Dr Ciara Kelly: 'Men don't know much about periods so women need to lead the conversation'
We've been hearing a lot about periods lately - and by a lot, I mean a tiny amount but that's still a lot in period terms where usually we have an omerta on mentioning it at all.
I feel sorry for young girls starting out with their menstrual periods because not only does it sound pretty bleak when you describe it to them, "Well, you see, you bleed from your vagina every month for around three to seven days and it can be painful". Cue wide-eyed terrified stare. But also they're joining a gang where the rules around talking about it, are stricter than fight clubs.
Periods, or shark week, as a pal of mine describes it, are a fact of life for girls and women from their early teens until their early 50s, generally speaking. There's a pretty wide array of experiences that people have from a couple of days of light and painless bleeding, all the way up to people who are laid low in their beds, in severe pain, passing clots. Personally, I have always refused to use terms like 'Having your friend' or the hideous 'Aunt Flo is visiting' as I dislike the idea that we should pretend that it's not happening and sweep our bodily functions under the carpet. But all these euphemisms exist because there is a major societal taboo about talking about it. Even women in all-female groups will rarely mention periods - and if they do, it's often awkward.
And it is a strange thing. Bodily functions that affect both men and women - for example, urinating - are quite widely discussed. Albeit more by men than by women, generally speaking. But women-specific bodily functions are wiped from the slate of socially acceptable conversation. It's an actual taboo. Why is that?
Well, for my money, it's part of a general social constraint around women's bodies. Where basically any aspect of them that isn't perceived as sexy, is made invisible. So periods, along with stuff like breast-feeding, become things we don't talk about. It's part of the global narrative about women, which, like all global narratives, is male led.

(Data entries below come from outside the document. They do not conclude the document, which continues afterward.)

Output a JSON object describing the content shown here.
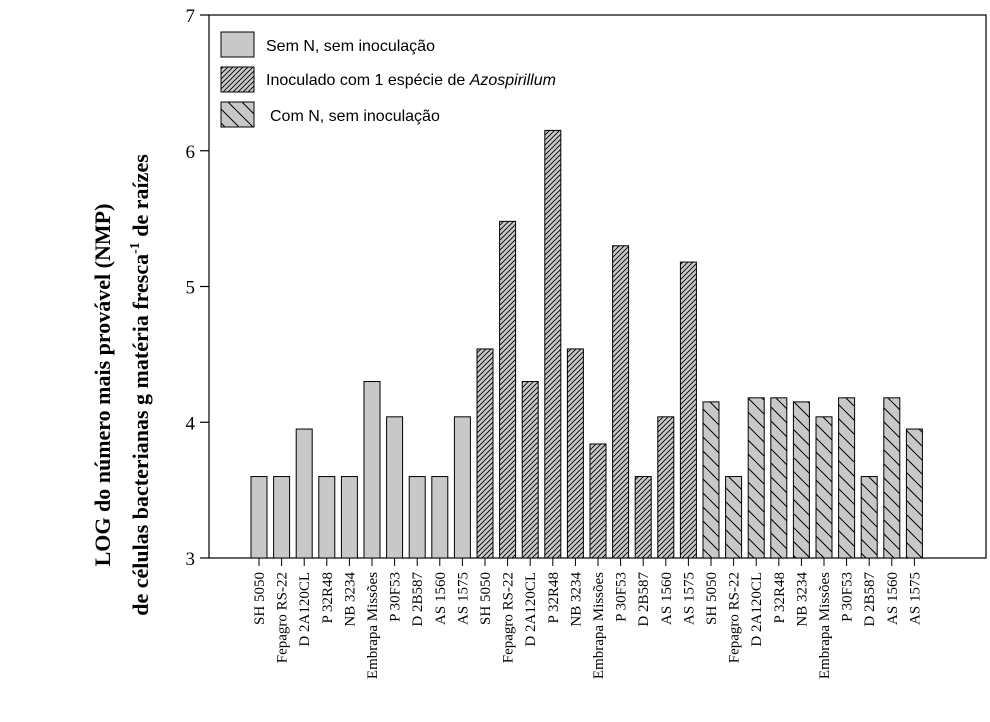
{
  "chart_data": {
    "type": "bar",
    "ylabel_line1": "LOG do número mais provável (NMP)",
    "ylabel_line2_a": "de células bacterianas  g matéria fresca",
    "ylabel_line2_sup": "-1",
    "ylabel_line2_b": " de raízes",
    "ylim": [
      3,
      7
    ],
    "yticks": [
      "3",
      "4",
      "5",
      "6",
      "7"
    ],
    "legend_position": "top-left",
    "legend": [
      {
        "text": "Sem N, sem inoculação"
      },
      {
        "text": "Inoculado com 1 espécie de ",
        "italic": "Azospirillum"
      },
      {
        "text": "Com N, sem inoculação"
      }
    ],
    "series": [
      {
        "fill": "#c8c8c8",
        "pattern": "solid",
        "categories": [
          "SH 5050",
          "Fepagro RS-22",
          "D 2A120CL",
          "P 32R48",
          "NB 3234",
          "Embrapa Missões",
          "P 30F53",
          "D 2B587",
          "AS 1560",
          "AS 1575"
        ],
        "values": [
          3.6,
          3.6,
          3.95,
          3.6,
          3.6,
          4.3,
          4.04,
          3.6,
          3.6,
          4.04
        ]
      },
      {
        "fill": "#c8c8c8",
        "pattern": "dense-diagonal",
        "categories": [
          "SH 5050",
          "Fepagro RS-22",
          "D 2A120CL",
          "P 32R48",
          "NB 3234",
          "Embrapa Missões",
          "P 30F53",
          "D 2B587",
          "AS 1560",
          "AS 1575"
        ],
        "values": [
          4.54,
          5.48,
          4.3,
          6.15,
          4.54,
          3.84,
          5.3,
          3.6,
          4.04,
          5.18
        ]
      },
      {
        "fill": "#c8c8c8",
        "pattern": "sparse-backslash",
        "categories": [
          "SH 5050",
          "Fepagro RS-22",
          "D 2A120CL",
          "P 32R48",
          "NB 3234",
          "Embrapa Missões",
          "P 30F53",
          "D 2B587",
          "AS 1560",
          "AS 1575"
        ],
        "values": [
          4.15,
          3.6,
          4.18,
          4.18,
          4.15,
          4.04,
          4.18,
          3.6,
          4.18,
          3.95
        ]
      }
    ]
  }
}
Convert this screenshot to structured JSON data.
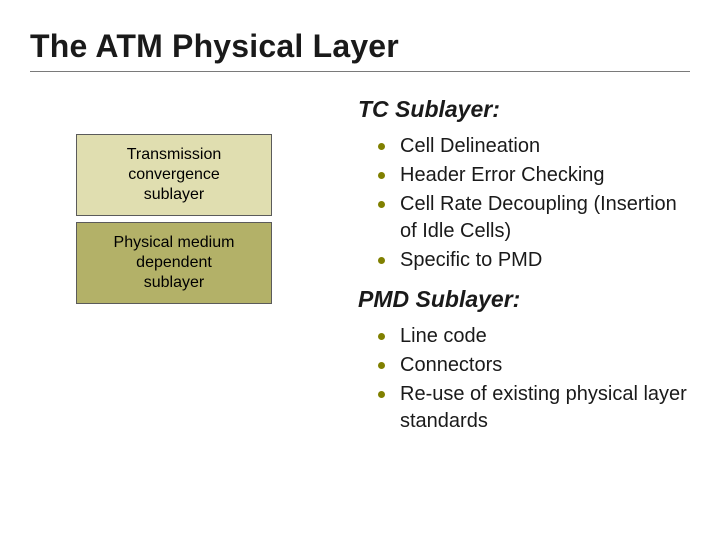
{
  "title": "The ATM Physical Layer",
  "bullet_color": "#808000",
  "box": {
    "top": {
      "line1": "Transmission",
      "line2": "convergence",
      "line3": "sublayer",
      "bg": "#e0deb0",
      "border": "#5b5b5b"
    },
    "bottom": {
      "line1": "Physical medium",
      "line2": "dependent",
      "line3": "sublayer",
      "bg": "#b3b168",
      "border": "#5b5b5b"
    }
  },
  "sections": {
    "tc": {
      "heading": "TC Sublayer:",
      "items": [
        "Cell Delineation",
        "Header Error Checking",
        "Cell Rate Decoupling (Insertion of Idle Cells)",
        "Specific to PMD"
      ]
    },
    "pmd": {
      "heading": "PMD Sublayer:",
      "items": [
        "Line code",
        "Connectors",
        "Re-use of existing physical layer standards"
      ]
    }
  }
}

In most cultures, men decide what acceptable conversation is. Men set the tone. Men set the agenda. But we cannot simply blame men for the absence of any mention of periods. Men don't know much about periods so if they're ever going to become something that it's okay to talk about, women need to lead the conversation.
I remember being a 14-year-old girl in a mixed school and being literally terrified in class that my period would come and I wouldn't be allowed go to the toilet. Or it would come and I wouldn't have protection at the time. I was petrified someone would know I had it. My guess is that's a universal experience, but I can't be sure because I never told anyone at the time, and I haven't talked about it since.
Women are currently discussing in the English media whether or not it's okay to tell a boss they need to miss work due to menstrual problems or whether they should pretend it's something else. Kiran Gandhi made a statement recently when she ran the London marathon on the first day of her period without using protection so she bled down her legs.
I'm not sure I'd like that myself - although I've no objection to her doing it, but I do know that women need to stop being ashamed of their bodies, their sexuality, themselves. Women need to be unafraid to say why they're missing a day off work. Need to be unafraid to say if they're upset, down or tearful because they're due their period - without that being a joke. Need to be able to speak about their experiences. Need to express their own needs.